Infants’ bowel habits can vary widely, from several times per day to only once or twice per week, and constipation may first arise when solids are introduced. These changes in diet also affect the color and consistency of your baby’s stool.

Healthy stools are typically Type 3 or Type 4 on the Bristol Stool Chart (see below).


What causes constipation?

The purpose of the large intestine is to balance water in the body. If you don’t have enough fluids in the body, the large intestine will absorb more water from the stool, causing the stool to harden. Thus, dehydration often contributes to constipation. Similarly, constipation may occur if the intestines are moving too slowly, as there is more time to absorb water from the stool. Certain syndromes or diseases, such as hypothyroidism, are associated with sluggish or slow moving intestines. A lack of physical activity can also slow our normal bowel processes.
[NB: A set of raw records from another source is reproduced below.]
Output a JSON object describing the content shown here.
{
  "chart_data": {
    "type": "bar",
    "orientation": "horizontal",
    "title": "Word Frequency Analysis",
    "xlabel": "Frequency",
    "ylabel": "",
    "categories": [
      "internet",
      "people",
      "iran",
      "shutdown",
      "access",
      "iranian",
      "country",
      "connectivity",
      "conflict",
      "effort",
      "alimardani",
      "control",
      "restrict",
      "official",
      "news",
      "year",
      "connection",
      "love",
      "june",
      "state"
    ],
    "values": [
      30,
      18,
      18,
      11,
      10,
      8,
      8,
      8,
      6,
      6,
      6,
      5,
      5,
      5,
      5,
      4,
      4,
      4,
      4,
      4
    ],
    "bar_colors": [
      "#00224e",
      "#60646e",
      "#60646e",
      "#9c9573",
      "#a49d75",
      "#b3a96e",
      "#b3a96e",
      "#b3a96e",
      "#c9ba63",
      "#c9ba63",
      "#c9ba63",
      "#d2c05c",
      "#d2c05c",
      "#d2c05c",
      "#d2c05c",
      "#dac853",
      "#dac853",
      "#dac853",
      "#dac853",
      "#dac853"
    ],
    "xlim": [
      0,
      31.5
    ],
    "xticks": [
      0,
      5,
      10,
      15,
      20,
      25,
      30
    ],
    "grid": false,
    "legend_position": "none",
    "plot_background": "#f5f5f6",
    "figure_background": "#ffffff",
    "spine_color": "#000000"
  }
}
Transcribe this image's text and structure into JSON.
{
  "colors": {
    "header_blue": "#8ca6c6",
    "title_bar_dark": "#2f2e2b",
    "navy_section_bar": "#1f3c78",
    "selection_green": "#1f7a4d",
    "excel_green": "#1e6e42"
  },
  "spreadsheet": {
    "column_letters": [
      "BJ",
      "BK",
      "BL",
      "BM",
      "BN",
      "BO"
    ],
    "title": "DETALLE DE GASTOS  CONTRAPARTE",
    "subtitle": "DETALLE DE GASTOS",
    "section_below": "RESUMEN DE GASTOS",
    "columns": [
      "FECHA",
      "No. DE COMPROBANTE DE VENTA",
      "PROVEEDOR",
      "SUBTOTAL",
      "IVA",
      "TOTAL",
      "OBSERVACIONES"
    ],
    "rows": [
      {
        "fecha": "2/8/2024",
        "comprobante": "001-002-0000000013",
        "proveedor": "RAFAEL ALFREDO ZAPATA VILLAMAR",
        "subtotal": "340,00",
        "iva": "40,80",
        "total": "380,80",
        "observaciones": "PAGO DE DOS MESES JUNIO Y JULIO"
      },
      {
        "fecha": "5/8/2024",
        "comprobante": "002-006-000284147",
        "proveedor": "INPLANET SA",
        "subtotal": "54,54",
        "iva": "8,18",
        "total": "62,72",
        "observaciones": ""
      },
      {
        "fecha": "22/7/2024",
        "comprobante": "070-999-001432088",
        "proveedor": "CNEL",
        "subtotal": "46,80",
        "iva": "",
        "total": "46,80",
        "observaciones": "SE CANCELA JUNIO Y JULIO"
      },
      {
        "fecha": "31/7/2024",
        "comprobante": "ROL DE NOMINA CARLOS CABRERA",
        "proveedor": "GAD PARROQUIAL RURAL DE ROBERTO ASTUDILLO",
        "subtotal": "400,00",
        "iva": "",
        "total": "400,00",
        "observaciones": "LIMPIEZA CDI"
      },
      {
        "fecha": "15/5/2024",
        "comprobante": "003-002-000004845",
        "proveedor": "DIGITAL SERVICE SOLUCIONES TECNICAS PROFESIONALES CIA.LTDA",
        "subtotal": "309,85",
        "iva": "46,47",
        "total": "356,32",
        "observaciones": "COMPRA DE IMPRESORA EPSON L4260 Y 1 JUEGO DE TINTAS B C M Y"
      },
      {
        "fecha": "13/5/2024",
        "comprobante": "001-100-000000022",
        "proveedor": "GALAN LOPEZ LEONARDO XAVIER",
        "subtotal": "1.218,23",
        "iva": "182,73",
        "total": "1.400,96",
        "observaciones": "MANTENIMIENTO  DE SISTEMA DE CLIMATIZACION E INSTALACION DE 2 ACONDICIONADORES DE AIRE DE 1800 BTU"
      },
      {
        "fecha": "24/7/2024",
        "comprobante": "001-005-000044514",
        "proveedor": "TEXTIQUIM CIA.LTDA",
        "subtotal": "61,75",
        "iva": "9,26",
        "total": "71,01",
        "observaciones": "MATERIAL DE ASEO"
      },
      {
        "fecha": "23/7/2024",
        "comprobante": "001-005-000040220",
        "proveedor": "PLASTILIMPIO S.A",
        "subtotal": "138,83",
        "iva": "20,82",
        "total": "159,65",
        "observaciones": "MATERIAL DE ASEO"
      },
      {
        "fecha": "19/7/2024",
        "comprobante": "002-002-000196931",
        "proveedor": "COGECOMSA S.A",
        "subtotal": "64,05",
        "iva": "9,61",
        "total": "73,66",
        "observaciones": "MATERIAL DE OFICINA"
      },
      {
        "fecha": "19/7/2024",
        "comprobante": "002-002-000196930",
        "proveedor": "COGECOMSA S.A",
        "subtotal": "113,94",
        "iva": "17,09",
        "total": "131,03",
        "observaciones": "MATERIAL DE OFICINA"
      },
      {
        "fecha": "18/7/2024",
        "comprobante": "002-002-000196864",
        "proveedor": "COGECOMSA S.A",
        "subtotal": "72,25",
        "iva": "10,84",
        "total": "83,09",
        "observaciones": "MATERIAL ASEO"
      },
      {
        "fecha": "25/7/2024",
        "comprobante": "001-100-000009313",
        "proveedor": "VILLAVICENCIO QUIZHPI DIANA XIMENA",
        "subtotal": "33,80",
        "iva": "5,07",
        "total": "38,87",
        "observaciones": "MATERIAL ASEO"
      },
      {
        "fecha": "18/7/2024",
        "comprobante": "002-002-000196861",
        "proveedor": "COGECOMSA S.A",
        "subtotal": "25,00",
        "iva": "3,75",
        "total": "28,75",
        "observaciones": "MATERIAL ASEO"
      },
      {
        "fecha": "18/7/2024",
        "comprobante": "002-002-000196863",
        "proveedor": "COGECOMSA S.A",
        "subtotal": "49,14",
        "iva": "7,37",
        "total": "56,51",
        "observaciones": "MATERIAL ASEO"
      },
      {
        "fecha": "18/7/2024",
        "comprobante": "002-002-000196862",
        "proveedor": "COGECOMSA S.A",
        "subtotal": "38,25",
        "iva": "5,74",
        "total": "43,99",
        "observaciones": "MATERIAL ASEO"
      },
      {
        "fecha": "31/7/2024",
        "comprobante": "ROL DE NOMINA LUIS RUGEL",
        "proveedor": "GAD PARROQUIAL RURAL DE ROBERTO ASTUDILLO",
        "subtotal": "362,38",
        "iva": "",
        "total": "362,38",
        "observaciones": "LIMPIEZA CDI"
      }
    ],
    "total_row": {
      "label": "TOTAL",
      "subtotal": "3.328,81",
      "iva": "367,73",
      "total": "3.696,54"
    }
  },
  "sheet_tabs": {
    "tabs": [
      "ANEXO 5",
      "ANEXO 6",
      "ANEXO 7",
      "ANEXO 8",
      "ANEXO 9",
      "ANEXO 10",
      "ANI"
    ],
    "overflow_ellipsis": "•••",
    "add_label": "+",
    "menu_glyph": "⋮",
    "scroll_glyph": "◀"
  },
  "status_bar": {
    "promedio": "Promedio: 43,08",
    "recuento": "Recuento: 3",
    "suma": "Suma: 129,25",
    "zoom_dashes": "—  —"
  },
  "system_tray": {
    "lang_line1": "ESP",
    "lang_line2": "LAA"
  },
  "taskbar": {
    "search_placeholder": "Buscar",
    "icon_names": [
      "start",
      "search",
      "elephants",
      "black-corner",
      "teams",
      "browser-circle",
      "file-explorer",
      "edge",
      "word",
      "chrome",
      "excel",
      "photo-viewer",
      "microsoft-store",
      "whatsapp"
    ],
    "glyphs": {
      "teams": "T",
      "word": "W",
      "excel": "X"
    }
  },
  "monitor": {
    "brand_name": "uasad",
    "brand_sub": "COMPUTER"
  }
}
What should I do when my child is constipated? 

It depends on the severity. There are many options available and we recommend consulting with your child’s pediatrician to determine which approach may be best. We’ve described some options below.

  • Drink more water to increase hydration.
  • Take a warm bath.
  • Use a glycerin suppository. These are designed to soften the end of the hard, dry stool to allow passage. For solid suppositories, the temperature of the body will melt the suppository after it is held in place by the parent for 2-3 minutes. Liquid glycerin, which can be squirted into the rectum, is also available.
  • Apply digital stimulation. Using a gloved hand, apply lubrication like K-Y jelly to one fingertip and press downward in a half circular motion on the back of the anus. This can relax the anal sphincter to help allow passage of the stool.
  • Increase fiber intake. However, if constipation is chronic, fiber may make the impaction worse. Be sure the child is cleaned out of stool first and having daily stools before adding more fiber to the diet.
  • Use medications:
    • Stool Softeners, such a Miralax or Colace, helps to keep water in the stool and not become dry and hard.
    • Laxatives, such as Senna or Lactulose, stimulate peristalsis. This means the intestines contract and move food along.